SPECIAL ANNIVERSARY: IL 7 MARZO 1999 CI LASCIAVA STANLEY KUBRICK, ‘UN ILLUSTRATORE CONCETTUALE DELLA CONDIZIONE UMANA’
Se STANLEY KUBRICK, può definirsi un ‘cult artist’, appartenendo di diritto alla ristretta cerchia degli artisti immortali una ragione c’è.
07/03/2009
- “Talvolta la verità di una cosa non sta tanto nel pensiero di essa quanto nel modo di sentirla”.
Stanley Kubrick
Una delle ragioni dell’immortalità dell’arte e di conseguenza di chi l’ha creata, la si percepisce, tra le righe, dalle parole dello stesso STANLEY KUBRICK (New York, 26 luglio 1928 - Harpenden, 7 marzo 1999), quando guardava alla creazione di un’opera cinematografica come a un ‘privilegio sofferto’ ma anche estremamente appagante una volta approdati all’opera compiuta:
“… Chiunque abbia avuto il privilegio di dirigere un film sa anche che, sebbene possa essere un’esperienza simile a quella di scrivere Guerra e pace su un autoscontro in un parco di divertimenti, quando finalmente va in porto, non ci sono molte gioie nella vita che possano eguagliare questa sensazione".
Ma salta immediatamente agli occhi anche un’altra ragione che si appunta più direttamente e intimamente nella stessa arte kubrickiana, ovvero nello specifico, unico approccio di avviare ed elaborare una creazione per la celluloide, fino a raggiungere il ‘prodotto’ finito - finito secondo il target kubrickiano vale a dire ‘indefinito’ e intriso di ambiguità - pronto per essere fruito da pubblico e critica. E quest’altra ragione si annida proprio nella ‘fruizione’ dell’opera kubrickiana: di solito un genere di ‘fruizione’ inevitabilmente reiterata e non sempre per amore a prima vista. Il cinema di Kubrick non è difatti di quelli da bersi d’un fiato. Al contrario, è di quelli che vanno distillati come un elisir intenso ed avvolgente, su cui tornare più e più volte, in un sorseggiare lento ed elegante, paziente, per provare almeno a mettersi nella condizione ideale di catturare l’incredibile bouquet di fragranze che è in grado di emanare e profondere, non finendo mai di stupire fino a stordirci. Il che spiega la curiosa circostanza per cui Stanley Kubrick è divenuto nel tempo, secondo un fenomeno a quanto pare inarrestabile, un ‘caso editoriale’ per eccellenza: è forse il cineasta che più di ogni altro in assoluto ha sollecitato una mole di monografie, saggi e studi critici, a dir poco ‘ciclopica’ e per giunta, appunto, in perenne espansione.

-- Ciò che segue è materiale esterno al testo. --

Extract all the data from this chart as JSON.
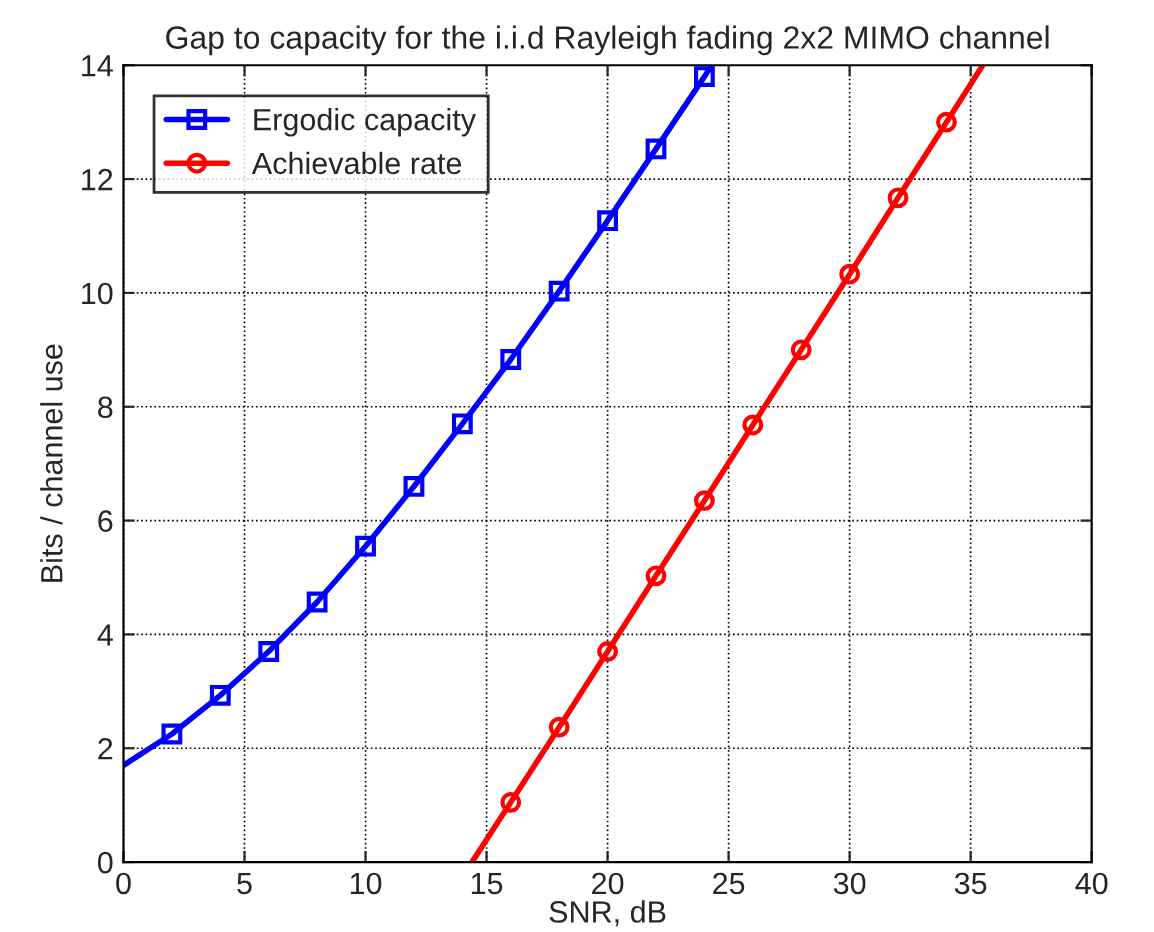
{
  "chart_data": {
    "type": "line",
    "title": "Gap to capacity for the i.i.d Rayleigh fading 2x2 MIMO channel",
    "xlabel": "SNR, dB",
    "ylabel": "Bits / channel use",
    "series": [
      {
        "name": "Ergodic capacity",
        "color": "#0000ff",
        "marker": "square",
        "x": [
          0,
          2,
          4,
          6,
          8,
          10,
          12,
          14,
          16,
          18,
          20,
          22,
          24,
          24.3
        ],
        "values": [
          1.7,
          2.25,
          2.93,
          3.7,
          4.57,
          5.55,
          6.6,
          7.7,
          8.83,
          10.03,
          11.27,
          12.53,
          13.8,
          14.0
        ]
      },
      {
        "name": "Achievable rate",
        "color": "#ff0000",
        "marker": "circle",
        "x": [
          14.4,
          16,
          18,
          20,
          22,
          24,
          26,
          28,
          30,
          32,
          34,
          35.5
        ],
        "values": [
          0,
          1.05,
          2.37,
          3.7,
          5.03,
          6.35,
          7.68,
          9.0,
          10.33,
          11.67,
          13.0,
          14.0
        ]
      }
    ],
    "xlim": [
      0,
      40
    ],
    "ylim": [
      0,
      14
    ],
    "xticks": [
      0,
      5,
      10,
      15,
      20,
      25,
      30,
      35,
      40
    ],
    "yticks": [
      0,
      2,
      4,
      6,
      8,
      10,
      12,
      14
    ],
    "grid": true,
    "legend": "top left",
    "line_style": "solid"
  }
}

E la cosa potrebbe apparire ancor più curiosa alla luce del fatto che notoriamente Stanley Kubrick amava coltivare la sua arte in assoluto isolamento e con cura lenticolare, in una sorta di eremitaggio volontario. Ma di siffatta maniacale devozione per la settima arte parlano pubblicamente oggi più che mai le sue opere, spesso complicate e scomode, quanto di una profondità tale da rilasciare nel tempo segni indelebili, ben incisi, con la promessa di aggiungerne altri ad ogni nuovo incontro. Steven Spielberg, che con l’eremita Kubrick ha avuto il privilegio di condividere un rapporto più o meno costante e amichevole, è riuscito a dare l’idea più illuminante di questo concetto:
“’Shining’ non mi era piaciuto la prima volta che lo vidi. Da allora l’ho visto venticinque volte. E’ uno dei miei preferiti. I film di Kubrick ti piacciono sempre di più. Vi sfido a nominare un film di Kubrick che riuscite a spegnere una volta iniziato. E’ impossibile! Hanno tutti questa specie di sicura!”.
La ragione dell’immortalità dell’arte kubrickiana sta dunque nel fatto che si tratta di un genere di cinema “che non consente visioni distratte e che offre continuamente una quantità notevole di spunti, di pensieri, di osservazioni”, come dichiarato da Livio Costarella - co-autore con Davide Magnisi (*) - quasi a giustificare la pubblicazione dell’ennesima monografia sul Maestro.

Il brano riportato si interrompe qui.